The current crisis began when her boyfriend, Mark, refused to consider her demands for marriage after a 2 year exclusive relationship. Paula began to call him at work demanding more and more time, finally threatening to kill herself if he didn’t spend every evening with her. Mark reported that her demands, phone calls, and escalating threats were becoming intolerable and were making him want to break off the relationship entirely. On the evening Mark brought Paula to the emergency room, he had told her that he had to go on a business trip and would be away for several days. Paula insisted that he was doing this just to get away from her. She became severely agitated and began to talk wildly about killing herself. In the emergency room, Paula angrily belittles her boyfriend in front of the staff and accuses him of using and then rejecting her. After physically separating the arguing couple, the staff is able to obtain a history of the progressive development of Paula’s symptoms.
In response to the stress of the past several months, Paula has developed fluctuating depressive moods, a tendency to over sleep (especially sleeping in the evenings and on weekends), and a tendency to binge eat that has resulted in a 20 pound weight gain. Paula says she is constantly anxious and has been having increasing difficulty concentrating on her studies. She has continued to work throughout this stressful period, seeking support from those in her office.
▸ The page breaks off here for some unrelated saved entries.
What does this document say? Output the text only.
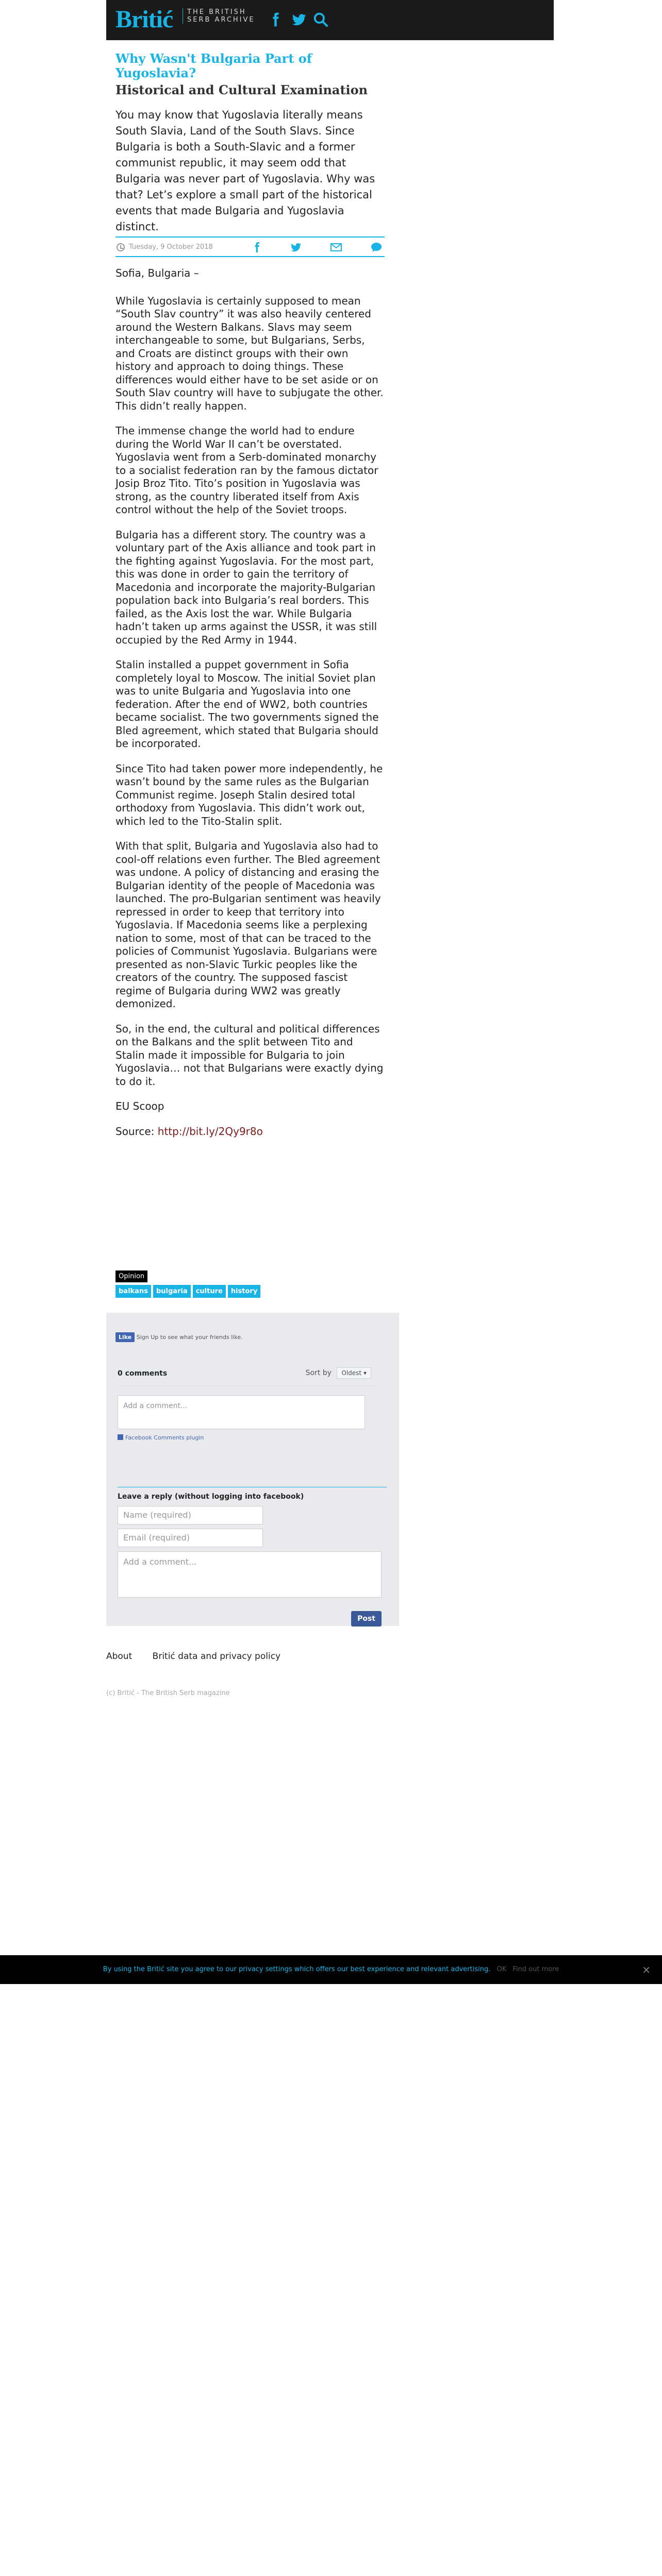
Britić	THE BRITISH SERB ARCHIVE
Why Wasn't Bulgaria Part of Yugoslavia?
Historical and Cultural Examination

You may know that Yugoslavia literally means South Slavia, Land of the South Slavs. Since Bulgaria is both a South-Slavic and a former communist republic, it may seem odd that Bulgaria was never part of Yugoslavia. Why was that? Let’s explore a small part of the historical events that made Bulgaria and Yugoslavia distinct.

Tuesday, 9 October 2018

Sofia, Bulgaria –

While Yugoslavia is certainly supposed to mean “South Slav country” it was also heavily centered around the Western Balkans. Slavs may seem interchangeable to some, but Bulgarians, Serbs, and Croats are distinct groups with their own history and approach to doing things. These differences would either have to be set aside or on South Slav country will have to subjugate the other. This didn’t really happen.

The immense change the world had to endure during the World War II can’t be overstated. Yugoslavia went from a Serb-dominated monarchy to a socialist federation ran by the famous dictator Josip Broz Tito. Tito’s position in Yugoslavia was strong, as the country liberated itself from Axis control without the help of the Soviet troops.

Bulgaria has a different story. The country was a voluntary part of the Axis alliance and took part in the fighting against Yugoslavia. For the most part, this was done in order to gain the territory of Macedonia and incorporate the majority-Bulgarian population back into Bulgaria’s real borders. This failed, as the Axis lost the war. While Bulgaria hadn’t taken up arms against the USSR, it was still occupied by the Red Army in 1944.

Stalin installed a puppet government in Sofia completely loyal to Moscow. The initial Soviet plan was to unite Bulgaria and Yugoslavia into one federation. After the end of WW2, both countries became socialist. The two governments signed the Bled agreement, which stated that Bulgaria should be incorporated.

Since Tito had taken power more independently, he wasn’t bound by the same rules as the Bulgarian Communist regime. Joseph Stalin desired total orthodoxy from Yugoslavia. This didn’t work out, which led to the Tito-Stalin split.

With that split, Bulgaria and Yugoslavia also had to cool-off relations even further. The Bled agreement was undone. A policy of distancing and erasing the Bulgarian identity of the people of Macedonia was launched. The pro-Bulgarian sentiment was heavily repressed in order to keep that territory into Yugoslavia. If Macedonia seems like a perplexing nation to some, most of that can be traced to the policies of Communist Yugoslavia. Bulgarians were presented as non-Slavic Turkic peoples like the creators of the country. The supposed fascist regime of Bulgaria during WW2 was greatly demonized.

So, in the end, the cultural and political differences on the Balkans and the split between Tito and Stalin made it impossible for Bulgaria to join Yugoslavia… not that Bulgarians were exactly dying to do it.

EU Scoop

Source: http://bit.ly/2Qy9r8o

Opinion
balkans bulgaria culture history
Like Sign Up to see what your friends like.
0 comments	Sort by Oldest ▾
Add a comment...
Facebook Comments plugin
Leave a reply (without logging into facebook)
Name (required)
Email (required)
Add a comment...
Post
About Britić data and privacy policy
(c) Britić - The British Serb magazine
By using the Britić site you agree to our privacy settings which offers our best experience and relevant advertising. OK Find out more	×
Attention from Mark or her co-workers produces a brightening of her mood that she is able to sustain while they are with her.
Paula experiences her most severe symptoms when she is alone. These include prolonged fantasies about hilling her boyfriend and a desire to hurt herself. She says that on several occasions she has cut her thighs with razor blades and describes watching herself do this as if from a distance, numb and dead inside and feeling little pain. Paula says that at these times she feels fat and unattractive as well as completely unlovable and worthless. At such moments, she calls Mark on the phone and threatens to commit suicide unless he comes and keeps her company. Mark reports that she has also begun to lose control of her temper. For example, shortly before he brought her to the emergency room, she attacked him with her fists in the midst of an argument.
Paula was the youngest of four children and one of two girls. Her parents separated and divorced when she was 3 years old because of her father’s alcoholism and physical abuse of his wife and children. A family secret was that Paula was sexually abused when she was 10 years old by a brother 5 years her senior.
In adolescence, Paula associated with a rebellious group and became involved in drug abuse and early sexuality to fit in. Paula said that her mother attributed Paula’s teenage rebellion to a need to “find a father” and that she thought that Paula had gotten “her sexual urges confused with wanting to be loved and cared for.” By age 16, Paula had already embarked on the pattern of chaotic unstable involvements with men that continues to characterize her adult life.
Her first drug overdose occurred at age 17 in response to a perceived rejection by her boyfriend. A series of intense relationships followed this incident, each of which followed a similar pattern: Paula would become progressively more clinging until she gradually alienated her partners. Each rejection was marked by a period of anger and self abuse, followed quickly by a new and identical relationship. Paula’s current boyfriend is only the latest in a long series of disappointing partners.